Remember back in the days when flip phones and floppy disks were commonplace? Fortunately, those things have evolved with time, and so must marketing. Generation Z is rising to power, bringing with them new perspectives and needs.
Born after 1995, it’s no surprise that this young generation views marketing a little differently from the rest, along with accessing it differently. Unlike millennials who remember the days without cell phones, Gen Z has always had access to technology. This undoubtedly affects how what marketing strategies will appeal to them. With over $29 billion in spending power and making up 40% of the consumer population by 2020, it’s important to keep Gen Z trends in mind. What are some characteristics that distinguish this generation?
- With an 8-second attention span, there’s less attention paid. Studies show that this generation has a lower attention span than millennials or actively chooses to devote less attention to things. With more access to different technological platforms, it’s understandable that Gen Z members don’t want to focus too much on just one when they can easily alternate to another. The abundance of information gives them the option to be choosy. This means your content should be gratifying as quickly as possible. Showing that you’re relevant and important right away will have you deemed as worthy by someone who can easily find an alternative. Gen Z doesn’t want mere promotion, they want useful information. Your content has to create value, not simply look pretty.

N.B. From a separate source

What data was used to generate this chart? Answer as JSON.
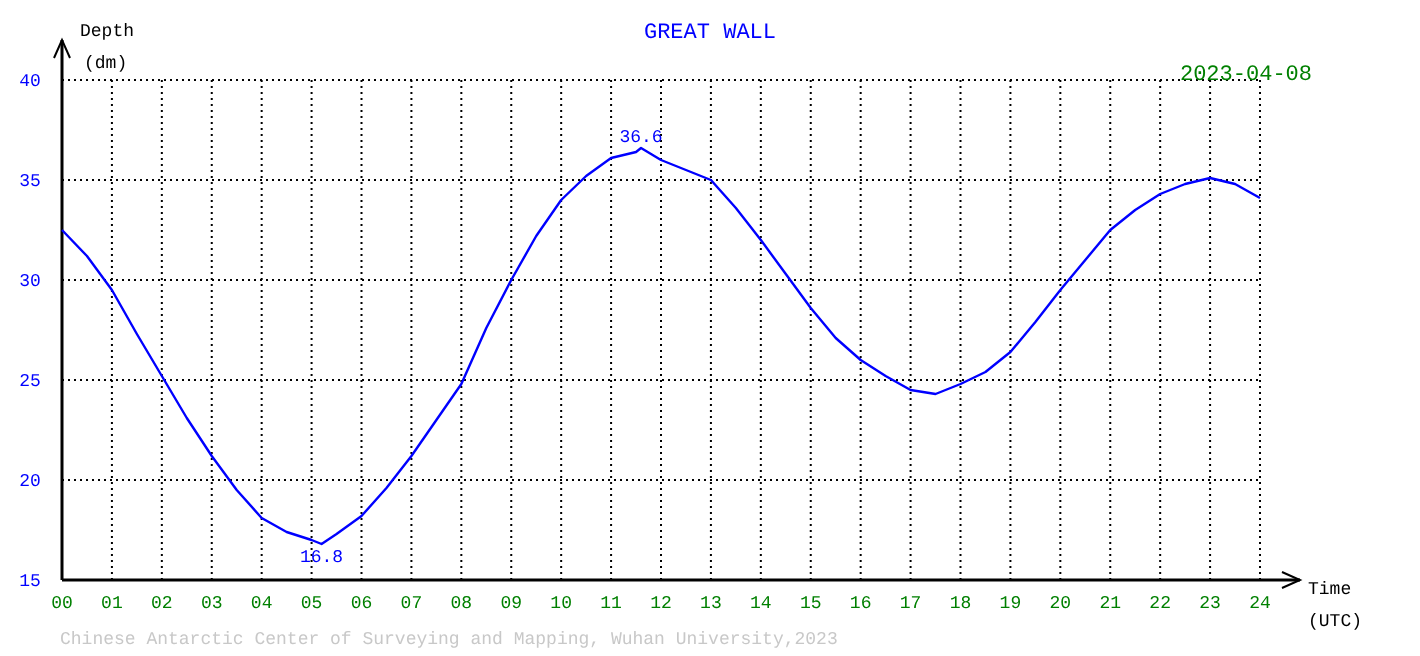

- They’re more digital. As said before, they’ve always had access to internet and other forms of digital technology. Among all the options presented to them is e-commerce, and they’ve taken advantage of this. 55% would rather buy clothes online, so ramp up the e-commerce graphic design, copywriting, and UX/UI. Your website should be on point.
- They prefer marketing by “real people” rather than celebrities, including their favorite influencers. Digital influencers have risen to power in the last several years, bringing much more diversity in looks and perspectives to fame. This gives the rest of us more options of who to look to for recommendations and other insights. Gen Z has had influencers around for the largest proportions of their lives, so it’s no surprise they’re aware of this option. When you’re not using influencer marketing, your ads should reflect a diverse array of humans. Don’t leave any potential customers thinking “there’s no one that looks like me using this.” Although exclusivity has traditionally worked as a marketing strategy, it might not be so successful now.
- They want brands to create social impact. This is one of the most notable traits of Gen Z. As most societies continue to make social progress, several brands have used their influence and visibility to help make a statement. A high percentage of Gen Z wants to change the world through their work and are concerned about the impact of humans on the planet. This means your brand might be more likely to succeed with them if you show you use sustainable processes such as fair-trade ingredients or free-range meat. You could also be like TOMS shoes and donate a pair of shoes for every pair bought.
Overall, it looks like adapting your marketing strategies to suit Gen Z will help make the world a better, more pleasant, accepting space in general. Marketing isn’t always about simply promoting products or trying to make money — it has the power to move society in more ways than that. How will you take advantage of that?